- Location of Prosper Township, within Lake of the Woods County, Minnesota
- Country: United States
- State: Minnesota
- County: Lake of the Woods

Area
- • Total: 12.55 sq mi (32.5 km^{2})
- • Land: 12.54 sq mi (32.5 km^{2})
- • Water: 0.002 sq mi (0.0052 km^{2})

Population (2020)
- • Total: 122
- • Density: 9.73/sq mi (3.76/km^{2})
- Time zone: UTC-6 (Central (CST))
- • Summer (DST): UTC-5 (CDT)
- Area code: 218

= Prosper Township, Lake of the Woods County, Minnesota =

Township in Minnesota, United States

Prosper Township is a township in Lake of the Woods County, Minnesota, United States. The population was 122 at the 2020 United States census.

==Geography==
According to the United States Census Bureau, the township has a total area of 12.5 square miles (32.5 km^{2}), all land.

==Demographics==
As of the census of 2000, there were 155 people, 72 households, and 49 families residing in the township. The population density was 12.4 people per square mile (4.8/km^{2}). There were 211 housing units at an average density of 16.8/sq mi (6.5/km^{2}). The racial makeup of the township was 99.35% White, and 0.65% from two or more races. Hispanic or Latino of any race were 1.29% of the population.

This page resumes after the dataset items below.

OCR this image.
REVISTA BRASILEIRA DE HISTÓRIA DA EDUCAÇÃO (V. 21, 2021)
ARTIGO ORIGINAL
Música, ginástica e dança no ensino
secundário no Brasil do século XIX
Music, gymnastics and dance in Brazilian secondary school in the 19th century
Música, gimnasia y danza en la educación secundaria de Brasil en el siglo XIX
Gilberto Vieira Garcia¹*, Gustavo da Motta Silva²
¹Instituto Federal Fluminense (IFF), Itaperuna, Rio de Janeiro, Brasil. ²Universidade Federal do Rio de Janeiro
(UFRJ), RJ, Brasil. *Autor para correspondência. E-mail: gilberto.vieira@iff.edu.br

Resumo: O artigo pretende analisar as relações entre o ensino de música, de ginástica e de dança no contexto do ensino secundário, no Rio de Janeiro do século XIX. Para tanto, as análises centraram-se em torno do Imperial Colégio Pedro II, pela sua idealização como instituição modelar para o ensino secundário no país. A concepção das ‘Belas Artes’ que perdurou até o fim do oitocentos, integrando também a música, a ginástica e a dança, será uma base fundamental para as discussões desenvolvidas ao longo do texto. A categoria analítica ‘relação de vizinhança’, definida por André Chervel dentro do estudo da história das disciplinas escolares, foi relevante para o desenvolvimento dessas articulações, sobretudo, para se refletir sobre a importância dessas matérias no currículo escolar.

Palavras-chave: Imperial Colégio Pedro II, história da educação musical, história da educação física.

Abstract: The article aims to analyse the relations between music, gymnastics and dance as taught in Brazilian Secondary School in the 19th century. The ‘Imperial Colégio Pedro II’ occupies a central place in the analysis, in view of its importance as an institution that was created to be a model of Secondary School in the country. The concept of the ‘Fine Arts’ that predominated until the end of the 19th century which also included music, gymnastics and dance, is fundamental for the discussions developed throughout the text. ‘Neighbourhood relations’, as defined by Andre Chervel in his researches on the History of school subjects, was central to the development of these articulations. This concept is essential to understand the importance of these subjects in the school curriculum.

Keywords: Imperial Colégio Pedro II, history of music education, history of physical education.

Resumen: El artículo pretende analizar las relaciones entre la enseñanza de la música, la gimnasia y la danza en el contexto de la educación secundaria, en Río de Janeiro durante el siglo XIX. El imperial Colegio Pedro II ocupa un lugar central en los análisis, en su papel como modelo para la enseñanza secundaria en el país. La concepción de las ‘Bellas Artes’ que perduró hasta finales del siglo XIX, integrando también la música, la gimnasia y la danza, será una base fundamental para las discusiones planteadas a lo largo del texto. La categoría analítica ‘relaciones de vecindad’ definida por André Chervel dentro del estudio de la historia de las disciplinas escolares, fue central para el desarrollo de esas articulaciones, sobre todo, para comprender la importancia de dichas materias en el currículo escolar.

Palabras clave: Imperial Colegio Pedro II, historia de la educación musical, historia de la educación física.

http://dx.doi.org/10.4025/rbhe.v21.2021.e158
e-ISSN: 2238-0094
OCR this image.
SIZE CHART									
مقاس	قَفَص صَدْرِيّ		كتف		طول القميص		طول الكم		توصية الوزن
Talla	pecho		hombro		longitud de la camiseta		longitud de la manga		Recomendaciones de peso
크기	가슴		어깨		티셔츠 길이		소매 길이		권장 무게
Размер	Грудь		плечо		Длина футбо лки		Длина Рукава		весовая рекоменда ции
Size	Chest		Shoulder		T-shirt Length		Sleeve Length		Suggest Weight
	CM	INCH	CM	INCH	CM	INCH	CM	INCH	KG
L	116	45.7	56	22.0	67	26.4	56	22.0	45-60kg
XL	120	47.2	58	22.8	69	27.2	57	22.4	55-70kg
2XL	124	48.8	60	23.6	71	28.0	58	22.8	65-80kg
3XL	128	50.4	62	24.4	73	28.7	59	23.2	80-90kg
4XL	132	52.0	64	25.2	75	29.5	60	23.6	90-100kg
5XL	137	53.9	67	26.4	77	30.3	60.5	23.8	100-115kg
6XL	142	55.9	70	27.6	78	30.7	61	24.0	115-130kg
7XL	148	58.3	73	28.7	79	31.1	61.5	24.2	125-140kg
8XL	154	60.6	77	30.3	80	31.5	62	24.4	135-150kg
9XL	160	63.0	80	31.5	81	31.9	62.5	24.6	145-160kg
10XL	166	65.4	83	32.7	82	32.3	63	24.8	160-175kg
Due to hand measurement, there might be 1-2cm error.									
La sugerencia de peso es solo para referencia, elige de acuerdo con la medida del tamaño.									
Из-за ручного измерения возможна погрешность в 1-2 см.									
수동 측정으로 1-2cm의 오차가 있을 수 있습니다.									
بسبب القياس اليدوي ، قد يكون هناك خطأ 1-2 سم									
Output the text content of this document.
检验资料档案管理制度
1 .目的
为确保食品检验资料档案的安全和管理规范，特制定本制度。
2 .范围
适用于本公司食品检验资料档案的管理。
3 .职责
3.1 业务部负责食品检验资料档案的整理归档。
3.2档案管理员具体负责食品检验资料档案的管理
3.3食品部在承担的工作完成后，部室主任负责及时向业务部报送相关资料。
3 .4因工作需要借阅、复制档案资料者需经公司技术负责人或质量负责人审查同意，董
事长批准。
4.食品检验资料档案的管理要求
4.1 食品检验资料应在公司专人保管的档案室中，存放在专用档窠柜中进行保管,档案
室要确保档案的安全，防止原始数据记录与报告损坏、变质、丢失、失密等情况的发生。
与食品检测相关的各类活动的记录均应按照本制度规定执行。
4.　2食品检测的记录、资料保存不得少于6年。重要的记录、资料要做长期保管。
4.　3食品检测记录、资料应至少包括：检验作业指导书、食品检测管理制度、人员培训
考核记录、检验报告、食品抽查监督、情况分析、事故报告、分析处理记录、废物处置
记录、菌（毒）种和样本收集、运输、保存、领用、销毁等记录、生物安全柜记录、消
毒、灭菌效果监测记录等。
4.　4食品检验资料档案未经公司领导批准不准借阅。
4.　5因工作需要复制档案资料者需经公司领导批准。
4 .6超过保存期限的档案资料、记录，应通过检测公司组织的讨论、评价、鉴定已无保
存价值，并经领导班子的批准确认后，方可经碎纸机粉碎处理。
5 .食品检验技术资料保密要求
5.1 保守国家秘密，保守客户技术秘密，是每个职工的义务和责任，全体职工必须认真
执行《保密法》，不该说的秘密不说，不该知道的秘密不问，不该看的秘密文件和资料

There were 72 households, out of which 15.3% had children under the age of 18 living with them, 66.7% were married couples living together, 1.4% had a female householder with no husband present, and 30.6% were non-families. 27.8% of all households were made up of individuals, and 11.1% had someone living alone who was 65 years of age or older. The average household size was 2.15 and the average family size was 2.60.

In the township the population was spread out, with 15.5% under the age of 18, 2.6% from 18 to 24, 18.7% from 25 to 44, 39.4% from 45 to 64, and 23.9% who were 65 years of age or older. The median age was 54 years. For every 100 females, there were 89.0 males. For every 100 females age 18 and over, there were 92.6 males.

The median income for a household in the township was $62,625, and the median income for a family was $63,250. Males had a median income of $100,000 versus $0 for females. The per capita income for the township was $34,557. About 26.5% of families and 27.6% of the population were below the poverty line, including none of those under the age of 18 or 65 or over.